Re: Reminder, blatant ad

From: JOG <jog_at_cs.nott.ac.uk>
Date: 4 Feb 2006 18:50:16 -0800
Message-ID: <1139107816.478812.62630_at_g43g2000cwa.googlegroups.com>


I agree with some of these points and disagree with others. However, they do serve to remind that anyone who deals with the theoretical end of things must always be aware that they are simply using theory to create something useful to people in practice. As such, must always listen to what people need and want. And Marshall is correct that order is damn important in practice. How many database driven don't use the sort command to create an ordered set?

Marshall Spight wrote:
> I think a good case can be made for the basic operations on set
> being the union, intersection, difference; for relations being the
> relational algebra, and for lists being simply car, cdr, cons.
> How you would combine operations on lists and sets is an
> open question in my mind. Can natural join be applied to
> a pair of lists?

Well in the end a list is just a totally-ordered set of items and as such there is a whole mathematical field out there in 'order theory' that might be applied with Codd-esque rigour to create native support for orderings in a database. But its always important to keep the two seperate concepts distincts even if you're supporting both.

Two possibilities that I can think of - it might be possible to say that merging an unordered set and a totally-ordered set (list) might reasonably create a partially ordered set. (hence you have a general system that handles all types of ordered sets underneath the hood).
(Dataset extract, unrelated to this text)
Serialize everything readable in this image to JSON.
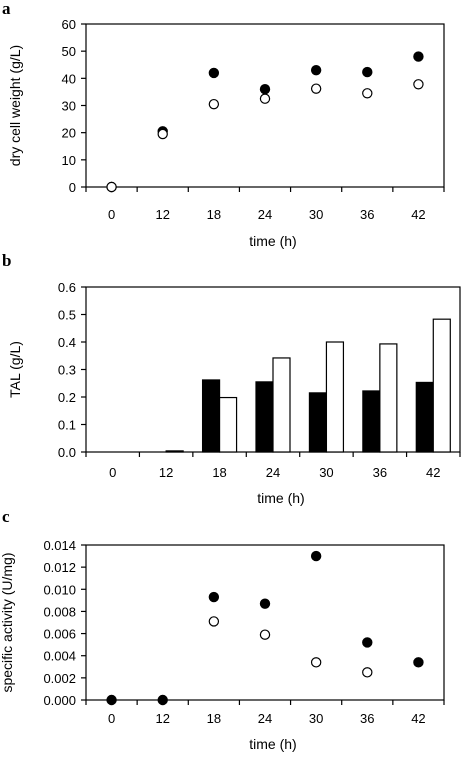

Or you might just want to make everything a list as in the case of lisp (and who knows, there might be something to be said for that). I think the former probably has more potential.

Marshall Spight wrote:
> While your concerns are of course good ones, I still stongly feel that
> the lists-or-sets-but-not-both rut that the field has gotten into is
> not only a false dichotomy but a pernicious one.

Totally agree. And in fact by sorting a db-relation you are in essence creating a list given the order of its delivery back to you now has implicit meaning. So in a sense practice is already forcing support for both.

> As a programmer, I want
> both! I *insist* on both, and I don't want one implemented on top of
> the other. Nor do I want my collection handling relegated to libraries;
> collections are too fundamental not to be a direct part of the
> language.

Power to the programmer ;) However as a c++ coder I often don't distinguish between the libraries and the language. Nowadays the STL _is_ c++ (and more and more so the 3rd party boost libraries).